Holiday spending predictions drop drastically due to economic conditions
The average amount willing to be spent for Christmas/holiday gifts among American consumers has fallen to $778 compared to $1,007 in October, down $229 based on a Gallup survey. This represents a drastic decline of 23 percent for only a month when Internet sales marked a record $11.8 billion for Black Friday.
The economic indicators paint a mixed picture regarding today’s environment
Fewer than three out of ten adults believe that conditions are getting better. This only constitutes 27%. This has decreased by four points. This has not been seen since July 2024. A percentage of two-thirds believe conditions are getting worse. This constitutes 68%. This information occurs while job data remains strong. The Bureau of Labor Statistics indicated jobs grew by 119,000 for the month of September. This beat expectations while unemployment levels remain stable at 4.4%.
The Consumer Price Index grew 0.3% seasonally in September. This comes right after a 0.4% acceleration in August. This could be a possible indicator of relief regarding inflationary pressures. However, a staggering 46% of American citizens believe that living expenses are worse than ever before. This has come to light in a recent poll conducted for Politico. This disconnect between data and perception tends to indicate a complex link between data and experiences when economies operate amidst turbulent circumstances.

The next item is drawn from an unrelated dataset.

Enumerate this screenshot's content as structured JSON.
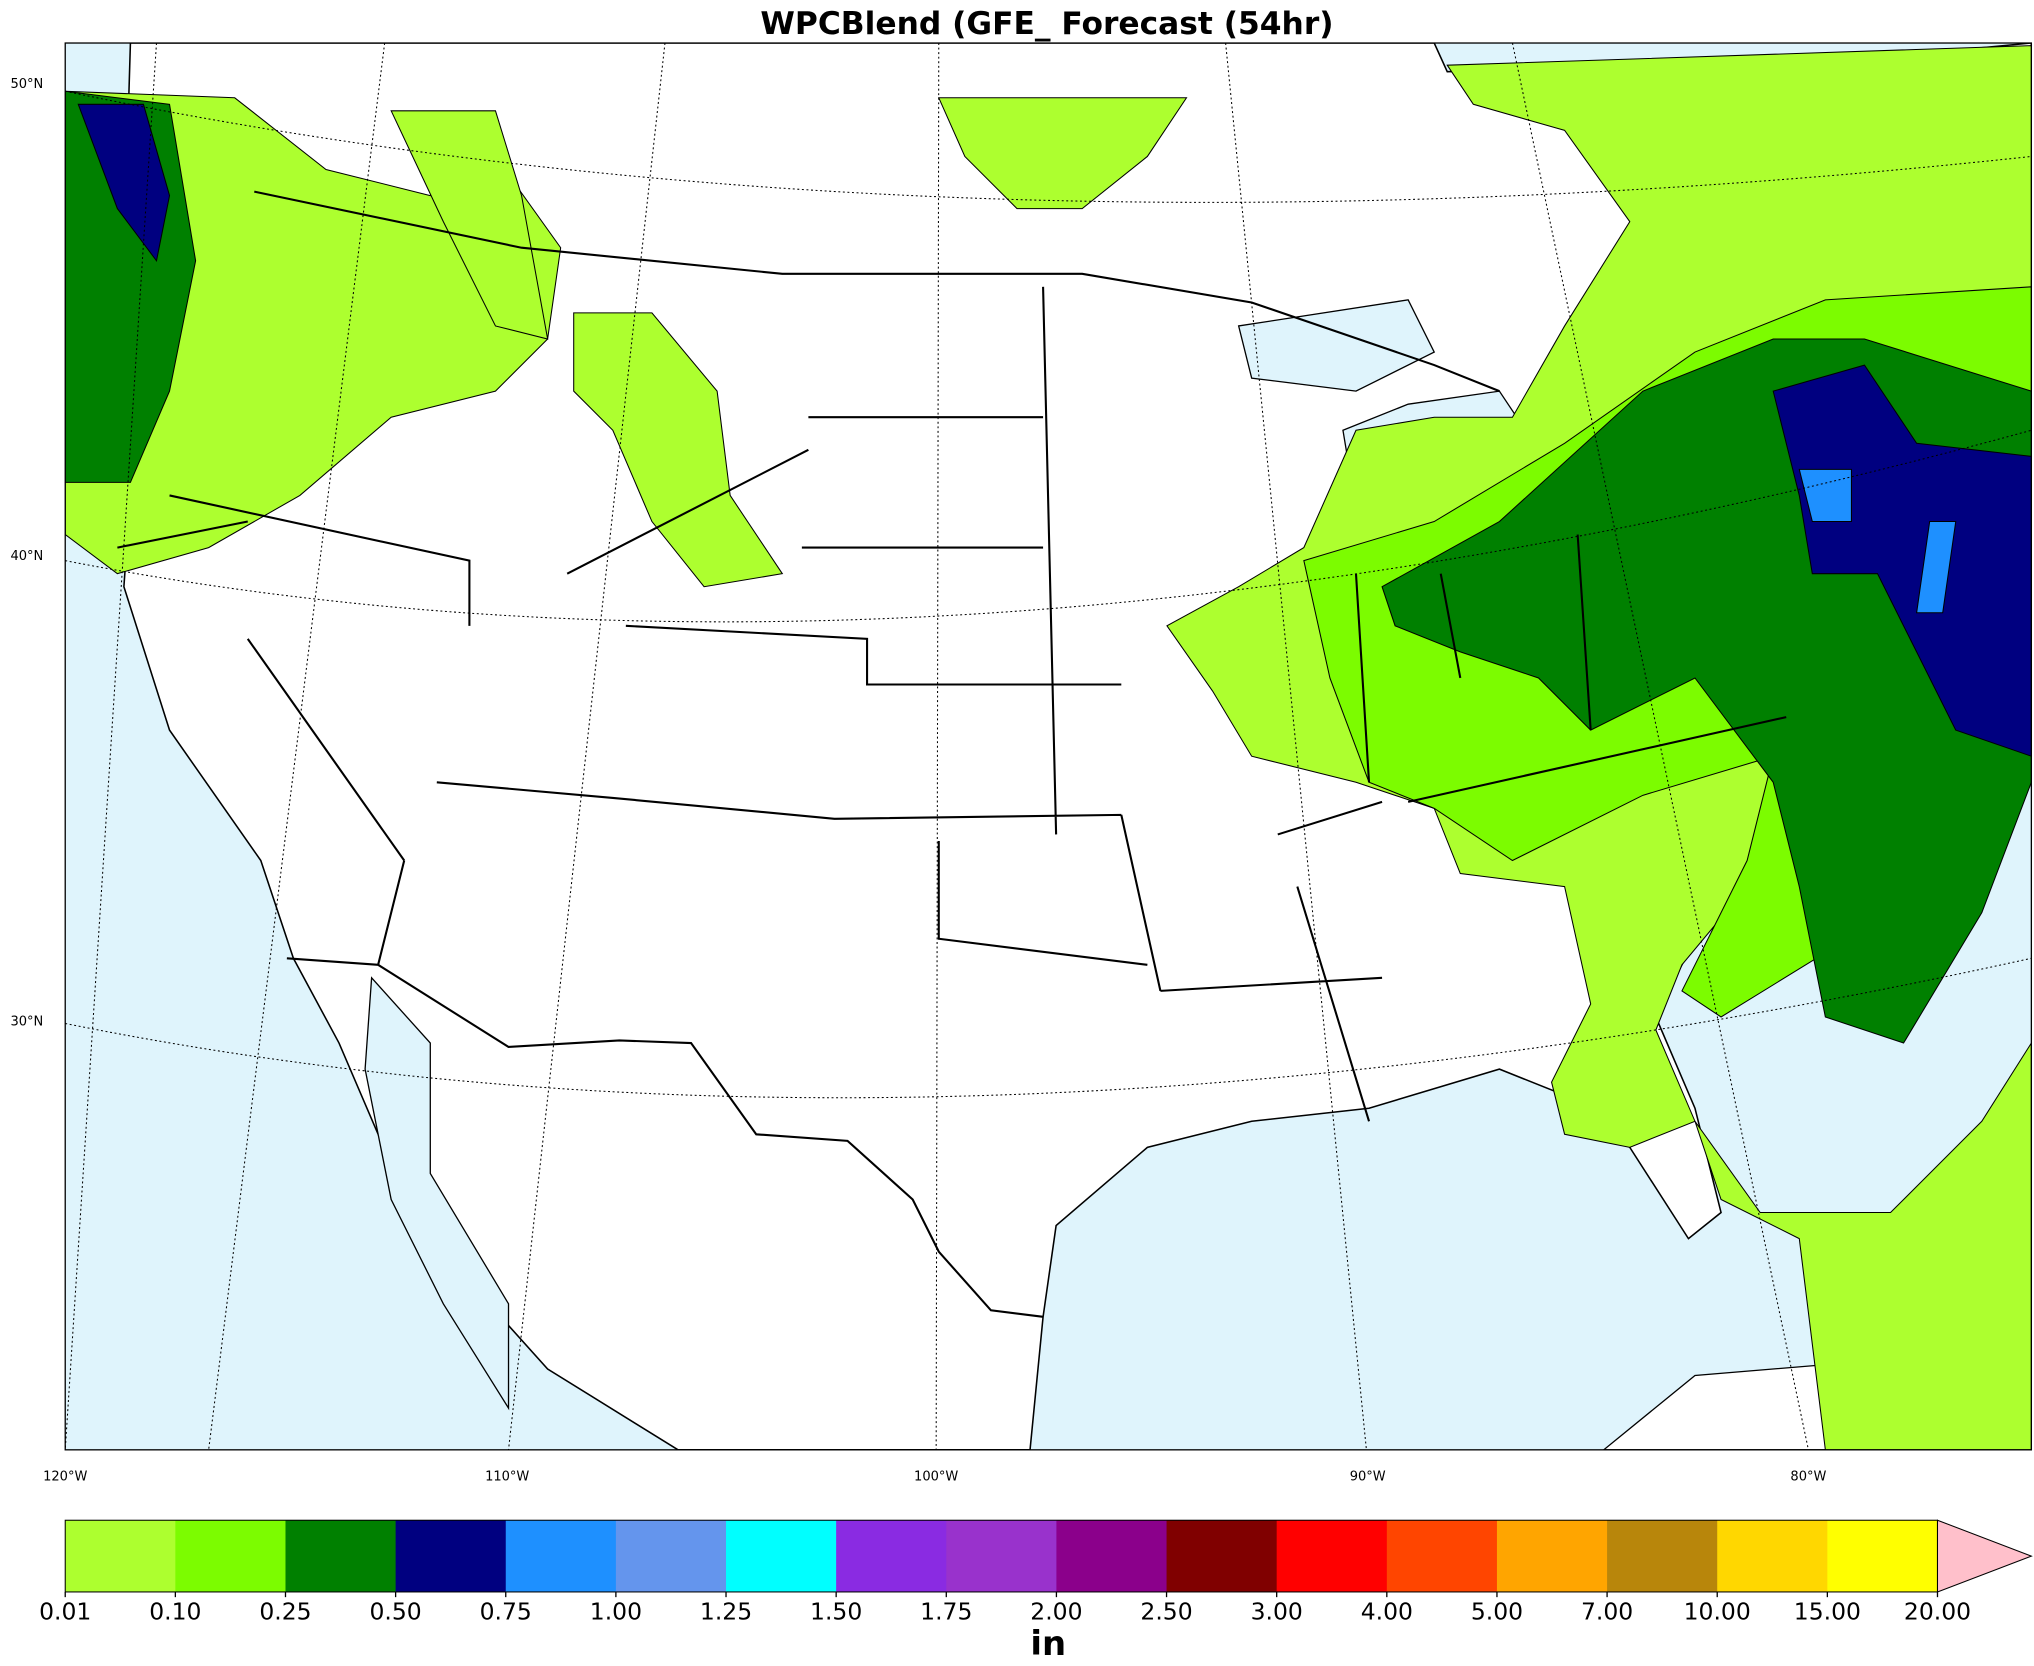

Political leadership finds affordability a challenge because of a drop in confidence
Recent developments have indicated a distinct dissatisfaction with President Donald Trump’s administration of the economy during his second term, contrary to his pledge to make America more affordable. President Trump identified himself with “The Affordability President” in a social media update last November and pledged to “make America affordable again” during his 2024 campaign. Consumer confidence does not seem to have benefited much from such a pledge.
Important confidence indicators for November:
- Economic Confidence Index: -30 (compared with -23 previously)
- Current Situation Index: 126.9 (decreased from October
- Expectations Index: 63.2 (lowest level since early
- Holiday expenditures: $778( down $229 from October)
The fact that a dramatic decline in confidence levels among American consumers has fallen to 17-month lows during a prominent holiday shopping season may signal a level of economic concern that does not necessarily fit with holiday norms. While trends concerning economic data may be mixed, a reading of trends within consumer attitudes may signal a troubling disconnect for policymakers and those involved in retail who seek directions for 2026.